Dear Men of LA:
Here’s a clue. Women like honesty. They hate to be lied to. You wouldn’t want a girl to lie to you and say you were great in bed when you really sucked ass. Or say you had a big dick, but really it was so small that you could barely see it. If you really don’t want to go to a party don’t lie and say you are on the way. Don’t waste her motherfucking time. Here’s a few other things not to lie about.
1 If she’s fat, don’t lie. Be honest. If she’s fat, tell her she’s fat. Just say it in a nice way. Make her be inspired to go to the gym.

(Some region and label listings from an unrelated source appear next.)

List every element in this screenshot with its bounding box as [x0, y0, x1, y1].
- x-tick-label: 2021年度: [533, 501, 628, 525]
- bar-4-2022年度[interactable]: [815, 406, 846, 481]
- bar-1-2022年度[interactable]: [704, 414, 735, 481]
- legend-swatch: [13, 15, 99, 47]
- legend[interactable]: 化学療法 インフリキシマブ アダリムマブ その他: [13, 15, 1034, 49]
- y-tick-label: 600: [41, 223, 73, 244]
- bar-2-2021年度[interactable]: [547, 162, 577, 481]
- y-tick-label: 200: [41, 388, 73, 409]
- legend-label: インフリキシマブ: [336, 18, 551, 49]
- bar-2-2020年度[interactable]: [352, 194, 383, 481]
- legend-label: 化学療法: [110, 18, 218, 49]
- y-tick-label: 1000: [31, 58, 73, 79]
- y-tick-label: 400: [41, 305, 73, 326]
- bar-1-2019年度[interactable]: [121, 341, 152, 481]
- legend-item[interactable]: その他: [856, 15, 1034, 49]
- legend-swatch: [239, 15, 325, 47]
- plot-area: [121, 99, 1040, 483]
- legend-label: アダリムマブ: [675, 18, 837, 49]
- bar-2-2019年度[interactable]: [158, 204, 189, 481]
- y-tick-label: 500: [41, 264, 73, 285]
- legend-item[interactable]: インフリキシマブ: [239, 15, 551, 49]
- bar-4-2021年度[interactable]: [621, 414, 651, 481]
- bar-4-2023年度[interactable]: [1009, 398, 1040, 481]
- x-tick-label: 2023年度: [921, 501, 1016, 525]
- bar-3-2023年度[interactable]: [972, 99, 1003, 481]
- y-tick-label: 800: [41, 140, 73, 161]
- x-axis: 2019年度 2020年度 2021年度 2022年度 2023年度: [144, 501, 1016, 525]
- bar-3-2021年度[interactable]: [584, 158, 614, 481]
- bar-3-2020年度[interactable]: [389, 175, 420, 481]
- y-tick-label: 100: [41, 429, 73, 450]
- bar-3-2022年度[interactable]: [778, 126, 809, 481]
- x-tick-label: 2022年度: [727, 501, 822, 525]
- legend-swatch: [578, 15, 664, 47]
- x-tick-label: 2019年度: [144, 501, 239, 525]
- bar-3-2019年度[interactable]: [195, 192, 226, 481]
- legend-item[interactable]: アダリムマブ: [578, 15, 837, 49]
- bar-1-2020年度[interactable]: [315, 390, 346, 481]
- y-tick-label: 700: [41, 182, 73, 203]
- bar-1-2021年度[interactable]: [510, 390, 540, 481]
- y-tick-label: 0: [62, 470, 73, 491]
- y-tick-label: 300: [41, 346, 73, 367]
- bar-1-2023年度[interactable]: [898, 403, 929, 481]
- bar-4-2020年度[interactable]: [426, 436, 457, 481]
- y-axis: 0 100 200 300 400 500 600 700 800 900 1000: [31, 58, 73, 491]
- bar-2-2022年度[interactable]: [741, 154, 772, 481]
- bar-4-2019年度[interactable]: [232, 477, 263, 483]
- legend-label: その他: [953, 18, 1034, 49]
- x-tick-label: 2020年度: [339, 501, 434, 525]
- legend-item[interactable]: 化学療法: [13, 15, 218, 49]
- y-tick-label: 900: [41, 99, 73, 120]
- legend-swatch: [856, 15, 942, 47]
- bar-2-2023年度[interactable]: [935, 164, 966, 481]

2 If you killed her cat Miss Tiddlywinks, don’t lie. Tell her about it. We know you didn’t mean to flush her cat down the toilet. Just go and get her another cat and pray for forgiveness.
3. If she sucks at sex, don’t lie. Go get her a couple of pornos and show her the way. She may really appreciate some instruction.
4. If her clothes are ugly, don’t lie. Tell her they’re ugly, but again, in a nice way. Take her shopping. Women love to shop.
5. If she smells, don’t lie. Tell her so. True story. Honestly, I had really strong underarm odor and I wore all the wrong perfume. Luckily, I had a boyfriend that told me the truth and did so in a really constructive way. Now I wear the strongest deodorant there is and Dolche and Gabanna Light Blue and everyone says I smell great.
6. If her pussy smells, don’t lie. Same rules apply. They make douches for that shit. She’s gonna notice something is wrong when you don’t want to go down on her. Also, make sure your dick smells good as well or she’s not going to want to go down on you either.